Sun Oaks – January 2018
Cresswell Physical Therapy Newsletter
TURNING OVER A FRESH LEAF FOR OUR CHILDREN
With the New Year upon us and our New Year’s resolution for self‑improvement in hand, ask any parent or child and their goal is to “do better”. As parents, we want to turn over a fresh leaf and support our children in moving toward independence in their day to day activities. Teachers also hope to take a fresh look at their classrooms and aim to motivate and develop independence in learning styles. Children seek turning over a new leaf and making new friends. All of us seek to learn and develop greater skill.
When we talk about learning and gaining skill by experiencing the world around us, we are really talking about the sensory system that perceives our world. The sensory system, perceives the gravitational pull of the earth’s surface and creates an innate drive for balance. This drive informs the muscle and joint system that allows the body to smoothly respond to different shifts in the center of gravity. The infant learns to roll, sit, crawl and stand by developing the sensory system.
We correct our balance while riding a bicycle by a small action of a specific muscle and joint system. Sometimes, just tilting the head to the side is sufficient in overcoming any slight loss of balance when cycling around a curve. Cycling requires the integration of the sensory system with the muscular system.
If these two systems aren’t functioning properly, the brain will struggle to learn. They are foundational to learning, just as the sense of emotional and physical security.
Why do you enjoy yoga so much? It’s because you’re continually challenging your center of gravity with the gravitational pull around you. Matching this and successfully balancing is associated with a positive emotional response.
The balance system provides an overall calming response with a sense of emotional security. This may explain why taking a walk is so pleasant. Movement, exercise, sports, martial arts, yoga, dancing, and juggling all offer excellent opportunities for the movement system to stimulate and help facilitate brain functioning.
The unique learner that has difficulty sequencing, reasoning, and independently problem‑solving literally needs physical movement [often more beneficial than added homework] in order to facilitate effective thinking.

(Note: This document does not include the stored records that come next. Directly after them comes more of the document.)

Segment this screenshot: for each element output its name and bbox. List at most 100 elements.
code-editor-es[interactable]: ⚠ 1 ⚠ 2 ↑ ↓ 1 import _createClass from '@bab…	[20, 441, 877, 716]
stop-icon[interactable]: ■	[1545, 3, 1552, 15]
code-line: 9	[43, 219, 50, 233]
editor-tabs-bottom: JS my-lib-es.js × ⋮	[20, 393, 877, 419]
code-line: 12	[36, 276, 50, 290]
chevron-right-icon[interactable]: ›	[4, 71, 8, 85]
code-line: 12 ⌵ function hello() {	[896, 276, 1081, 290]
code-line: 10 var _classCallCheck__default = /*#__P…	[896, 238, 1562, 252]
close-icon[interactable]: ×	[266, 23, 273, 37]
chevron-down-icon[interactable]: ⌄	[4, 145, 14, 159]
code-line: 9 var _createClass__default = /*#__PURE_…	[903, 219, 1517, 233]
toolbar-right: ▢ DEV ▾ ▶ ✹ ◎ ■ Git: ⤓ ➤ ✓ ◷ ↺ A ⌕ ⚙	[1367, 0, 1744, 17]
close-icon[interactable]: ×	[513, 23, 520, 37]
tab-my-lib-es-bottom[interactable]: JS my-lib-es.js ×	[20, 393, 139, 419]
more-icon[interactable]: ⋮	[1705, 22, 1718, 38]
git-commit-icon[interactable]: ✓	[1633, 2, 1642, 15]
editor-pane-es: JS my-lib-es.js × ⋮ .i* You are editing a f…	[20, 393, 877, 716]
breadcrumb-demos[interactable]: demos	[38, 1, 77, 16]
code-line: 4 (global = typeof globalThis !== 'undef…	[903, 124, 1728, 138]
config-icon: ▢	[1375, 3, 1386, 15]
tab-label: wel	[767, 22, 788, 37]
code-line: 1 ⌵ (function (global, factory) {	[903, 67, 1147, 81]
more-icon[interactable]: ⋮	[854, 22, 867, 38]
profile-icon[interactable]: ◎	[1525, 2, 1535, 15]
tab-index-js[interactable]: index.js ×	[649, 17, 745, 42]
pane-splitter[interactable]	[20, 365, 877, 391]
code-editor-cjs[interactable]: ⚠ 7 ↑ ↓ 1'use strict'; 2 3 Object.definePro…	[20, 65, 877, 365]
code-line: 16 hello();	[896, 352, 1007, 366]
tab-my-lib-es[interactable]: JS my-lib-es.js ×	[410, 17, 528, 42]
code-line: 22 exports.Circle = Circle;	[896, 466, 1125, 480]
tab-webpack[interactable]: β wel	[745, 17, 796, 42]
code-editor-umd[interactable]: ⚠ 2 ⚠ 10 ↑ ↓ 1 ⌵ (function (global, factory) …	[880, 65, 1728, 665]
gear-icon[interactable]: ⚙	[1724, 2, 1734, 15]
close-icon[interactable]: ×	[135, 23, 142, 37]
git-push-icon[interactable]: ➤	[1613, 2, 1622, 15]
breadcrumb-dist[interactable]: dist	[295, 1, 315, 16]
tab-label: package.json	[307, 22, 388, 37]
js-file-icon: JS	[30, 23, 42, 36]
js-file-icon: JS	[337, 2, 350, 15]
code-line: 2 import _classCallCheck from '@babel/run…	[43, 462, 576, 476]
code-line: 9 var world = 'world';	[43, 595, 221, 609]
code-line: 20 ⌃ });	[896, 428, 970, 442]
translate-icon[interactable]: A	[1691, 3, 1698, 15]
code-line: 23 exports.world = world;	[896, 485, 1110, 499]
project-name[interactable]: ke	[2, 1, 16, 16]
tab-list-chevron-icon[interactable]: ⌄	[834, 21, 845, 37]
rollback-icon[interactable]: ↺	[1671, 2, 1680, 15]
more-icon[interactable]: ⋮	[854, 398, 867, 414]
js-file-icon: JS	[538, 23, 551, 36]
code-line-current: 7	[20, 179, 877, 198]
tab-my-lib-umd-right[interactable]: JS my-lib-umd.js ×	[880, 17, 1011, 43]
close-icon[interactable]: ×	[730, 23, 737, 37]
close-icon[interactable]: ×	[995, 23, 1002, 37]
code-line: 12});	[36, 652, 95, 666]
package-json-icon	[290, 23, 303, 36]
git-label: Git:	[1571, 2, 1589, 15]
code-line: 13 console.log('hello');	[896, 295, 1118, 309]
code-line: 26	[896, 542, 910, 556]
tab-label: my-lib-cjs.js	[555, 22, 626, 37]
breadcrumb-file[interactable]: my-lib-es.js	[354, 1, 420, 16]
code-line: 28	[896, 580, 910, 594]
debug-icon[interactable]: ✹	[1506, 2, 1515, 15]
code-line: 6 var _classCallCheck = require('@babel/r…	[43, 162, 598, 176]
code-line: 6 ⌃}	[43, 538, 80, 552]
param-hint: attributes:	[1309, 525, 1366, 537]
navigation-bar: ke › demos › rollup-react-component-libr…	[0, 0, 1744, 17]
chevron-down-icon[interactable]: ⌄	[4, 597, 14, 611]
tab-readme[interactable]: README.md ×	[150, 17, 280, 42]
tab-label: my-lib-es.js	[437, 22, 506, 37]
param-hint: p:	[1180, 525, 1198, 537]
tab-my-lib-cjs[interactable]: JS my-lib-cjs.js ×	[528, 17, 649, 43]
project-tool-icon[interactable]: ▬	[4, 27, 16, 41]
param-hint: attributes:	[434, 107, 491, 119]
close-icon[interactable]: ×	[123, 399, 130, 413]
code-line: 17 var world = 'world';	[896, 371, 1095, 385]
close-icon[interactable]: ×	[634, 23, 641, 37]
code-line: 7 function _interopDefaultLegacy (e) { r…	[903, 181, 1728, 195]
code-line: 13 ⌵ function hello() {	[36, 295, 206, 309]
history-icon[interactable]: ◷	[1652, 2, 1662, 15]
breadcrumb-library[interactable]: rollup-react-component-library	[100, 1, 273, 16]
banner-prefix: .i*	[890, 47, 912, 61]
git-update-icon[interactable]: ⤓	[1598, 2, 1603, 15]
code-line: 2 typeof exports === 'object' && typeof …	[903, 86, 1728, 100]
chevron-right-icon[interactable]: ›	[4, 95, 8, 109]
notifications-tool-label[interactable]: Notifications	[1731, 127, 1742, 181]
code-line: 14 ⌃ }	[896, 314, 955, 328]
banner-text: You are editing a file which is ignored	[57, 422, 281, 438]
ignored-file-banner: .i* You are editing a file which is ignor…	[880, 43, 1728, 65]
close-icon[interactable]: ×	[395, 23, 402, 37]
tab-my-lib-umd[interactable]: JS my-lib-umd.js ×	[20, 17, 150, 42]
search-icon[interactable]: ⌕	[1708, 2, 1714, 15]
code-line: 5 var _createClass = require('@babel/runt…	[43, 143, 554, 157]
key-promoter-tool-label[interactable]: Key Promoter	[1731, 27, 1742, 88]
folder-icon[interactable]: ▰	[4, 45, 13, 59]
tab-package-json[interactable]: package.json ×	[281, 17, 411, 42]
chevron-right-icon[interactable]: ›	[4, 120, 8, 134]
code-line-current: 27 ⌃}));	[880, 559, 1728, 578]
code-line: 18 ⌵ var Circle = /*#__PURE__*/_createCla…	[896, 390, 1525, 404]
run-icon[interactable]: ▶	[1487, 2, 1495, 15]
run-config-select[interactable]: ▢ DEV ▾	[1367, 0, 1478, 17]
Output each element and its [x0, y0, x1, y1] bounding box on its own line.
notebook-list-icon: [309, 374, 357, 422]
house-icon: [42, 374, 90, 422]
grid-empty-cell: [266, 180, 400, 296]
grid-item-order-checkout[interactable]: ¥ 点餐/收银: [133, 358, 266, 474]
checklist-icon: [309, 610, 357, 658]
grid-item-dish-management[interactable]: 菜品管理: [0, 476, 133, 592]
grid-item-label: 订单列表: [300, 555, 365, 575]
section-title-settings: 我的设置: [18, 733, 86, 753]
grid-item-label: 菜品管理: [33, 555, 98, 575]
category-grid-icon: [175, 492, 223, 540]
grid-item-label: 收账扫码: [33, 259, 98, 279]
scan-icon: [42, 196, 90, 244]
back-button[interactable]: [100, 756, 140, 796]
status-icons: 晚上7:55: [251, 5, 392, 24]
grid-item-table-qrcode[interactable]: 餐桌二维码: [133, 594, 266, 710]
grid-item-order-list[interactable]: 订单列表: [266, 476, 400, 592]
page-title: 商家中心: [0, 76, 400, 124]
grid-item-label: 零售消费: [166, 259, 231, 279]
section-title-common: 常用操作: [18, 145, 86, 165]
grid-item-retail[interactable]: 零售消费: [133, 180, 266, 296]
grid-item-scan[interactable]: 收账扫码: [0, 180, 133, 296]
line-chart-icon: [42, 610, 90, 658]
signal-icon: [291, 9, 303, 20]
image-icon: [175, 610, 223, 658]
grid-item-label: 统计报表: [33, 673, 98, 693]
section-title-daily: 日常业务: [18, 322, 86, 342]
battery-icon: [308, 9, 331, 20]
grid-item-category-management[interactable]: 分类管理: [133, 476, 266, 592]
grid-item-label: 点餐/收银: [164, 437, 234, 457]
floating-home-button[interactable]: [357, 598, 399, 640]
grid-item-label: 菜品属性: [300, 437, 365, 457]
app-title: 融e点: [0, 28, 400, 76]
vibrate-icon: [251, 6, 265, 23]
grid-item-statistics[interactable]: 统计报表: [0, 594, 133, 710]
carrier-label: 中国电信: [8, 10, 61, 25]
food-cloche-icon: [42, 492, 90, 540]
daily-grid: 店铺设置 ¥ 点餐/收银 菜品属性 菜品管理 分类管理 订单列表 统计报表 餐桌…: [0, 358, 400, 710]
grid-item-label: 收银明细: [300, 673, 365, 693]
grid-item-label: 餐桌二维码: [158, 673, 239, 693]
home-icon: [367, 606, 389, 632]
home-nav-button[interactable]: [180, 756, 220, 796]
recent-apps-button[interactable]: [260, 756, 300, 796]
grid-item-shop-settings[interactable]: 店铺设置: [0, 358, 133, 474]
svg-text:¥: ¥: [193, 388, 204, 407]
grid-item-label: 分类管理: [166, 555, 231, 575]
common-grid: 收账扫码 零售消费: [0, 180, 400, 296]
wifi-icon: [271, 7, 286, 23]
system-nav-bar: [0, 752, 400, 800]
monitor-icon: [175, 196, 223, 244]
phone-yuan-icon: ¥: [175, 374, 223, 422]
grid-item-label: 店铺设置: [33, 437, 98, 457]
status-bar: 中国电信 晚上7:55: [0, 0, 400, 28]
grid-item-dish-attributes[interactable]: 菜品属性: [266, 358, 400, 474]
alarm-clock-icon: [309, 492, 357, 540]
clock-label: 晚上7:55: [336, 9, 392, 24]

A more typical student may seem to respond well to practice, practice, practice. A unique learner seems to respond better to practice, movement, practice, movement.
Now you understand your unique learner better. Your New Year’s resolution of doing better is already achieved because doing better, for these children, requires a better understanding of their actions.
Now that you can judge their performance based on problem‑solving skills versus the standard metrics of speed of performance and accuracy of responses, you can support your unique learner’s growth by embedding movement as a part of the fuel necessary to grow the brain.